Efficiency of the Quantum Adiabatic Algorithm Allan Peter Young, University of California-Santa Cruz, DMR We have investigated whether the quantum adiabatic algorithm (QAA), proposed for use on a quantum computer, could solve optimization problems efficiently. The bottlenecks are points where the gap to the first excited state is small. We investigated the median minimum gap ΔE min (averaging over about 50 samples) for the the determination of the ground state of a spin glass model by Monte Carlo (MC) simulations. Only for large sizes N (for which the MC is essential) could we see that the minimum gap decreases exponentially with N. See the main figure, which shows the median minimum gap on a log-lin scale, and fits a straight line for large sizes N. It is to be compared with the inset which is log-log so would be a straight line for a power-law gap, but this is clearly wrong for the largest size. This implies that the QAA would not be efficient for this model. We also find that there are large fluctuations between different samples for large N which implies that, for N→∞, the median minimum gap may fall off more quickly than shown in the figure. This work is in collaboration with E. Farhi (who proposed the QAA in 2001), P. Shor (whose quantum algorithm for factoring integers is famous) and others. It has just been submitted: arXiv We received computing support from Google.

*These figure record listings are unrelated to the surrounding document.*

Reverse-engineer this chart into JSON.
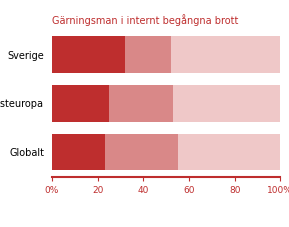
{
  "title": "Gärningsman i internt begångna brott",
  "categories": [
    "Sverige",
    "Västeuropa",
    "Globalt"
  ],
  "series": {
    "Ingår i företagsledningen": [
      32,
      25,
      23
    ],
    "Mellanchefer": [
      20,
      28,
      32
    ],
    "Övriga anställda": [
      48,
      47,
      45
    ]
  },
  "colors": {
    "Ingår i företagsledningen": "#be2e2e",
    "Mellanchefer": "#d98888",
    "Övriga anställda": "#efc8c8"
  },
  "xlim": [
    0,
    100
  ],
  "xticks": [
    0,
    20,
    40,
    60,
    80,
    100
  ],
  "xticklabels": [
    "0%",
    "20",
    "40",
    "60",
    "80",
    "100%"
  ],
  "title_color": "#be2e2e",
  "title_fontsize": 7,
  "axis_color": "#be2e2e",
  "label_fontsize": 7,
  "tick_fontsize": 6.5,
  "legend_fontsize": 6,
  "bar_height": 0.75,
  "background_color": "#ffffff"
}
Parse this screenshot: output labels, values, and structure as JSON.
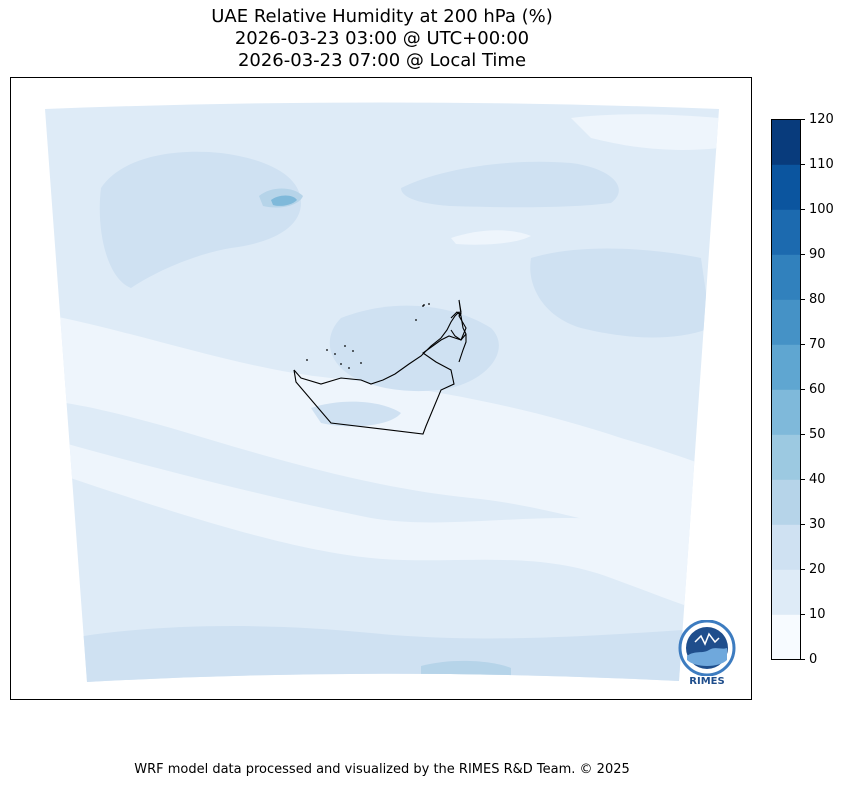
{
  "title": {
    "line1": "UAE Relative Humidity at 200 hPa (%)",
    "line2": "2026-03-23 03:00 @ UTC+00:00",
    "line3": "2026-03-23 07:00 @ Local Time"
  },
  "colorbar": {
    "ticks": [
      "0",
      "10",
      "20",
      "30",
      "40",
      "50",
      "60",
      "70",
      "80",
      "90",
      "100",
      "110",
      "120"
    ],
    "colors": [
      "#f7fbff",
      "#deebf7",
      "#cfe1f2",
      "#b6d4e9",
      "#9cc9e1",
      "#7fb9da",
      "#5fa6d1",
      "#4592c6",
      "#3181bd",
      "#1c6aaf",
      "#0b559f",
      "#083b7c"
    ]
  },
  "logo": {
    "text": "RIMES"
  },
  "footer": "WRF model data processed and visualized by the RIMES R&D Team. © 2025"
}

Efficiency of the Quantum Adiabatic Algorithm Allan Peter Young, University of California-Santa Cruz, DMR A physics-inspired algorithm for optimization problems is called the Quantum Adiabatic Algorithm. To investigate whether this algorithm is would be efficient on a quantum computer for problems of large size, we have applied a method from statistical physics called Monte Carlo simulations. Recently we applied this to a problem of interest in physics, finding the ground state of a “spin glass”. Looking at small and intermediate sizes, it appears that the quantum algorithm would work very well, but studies of large sizes indicate that, in fact, it would not be more efficient than a classical algorithm. The physics technique of Monte Carlo simulations was essential to get this, unfortunately negative, result. It is known that an eventual quantum computer could solve certain specialized problems more efficiently than a classical computer. However there are great experimental difficulties in building a quantum computer which is large enough to be useful. It would an provide additional impetus for experimentalists to overcome these challenges if, in addition, quantum computers could solve a broad range of problems more efficiently than a classical computer. We have investigated whether a quantum computer could efficiently solve optimization problems, which involve finding the maximum (or minimum) of a function of many variables and are of interest in a wide range of fields in science and engineering, including physics, biology, computer science, image recognition etc. This work applies physics ideas and methods to solve a problem in a related field (quantum computing).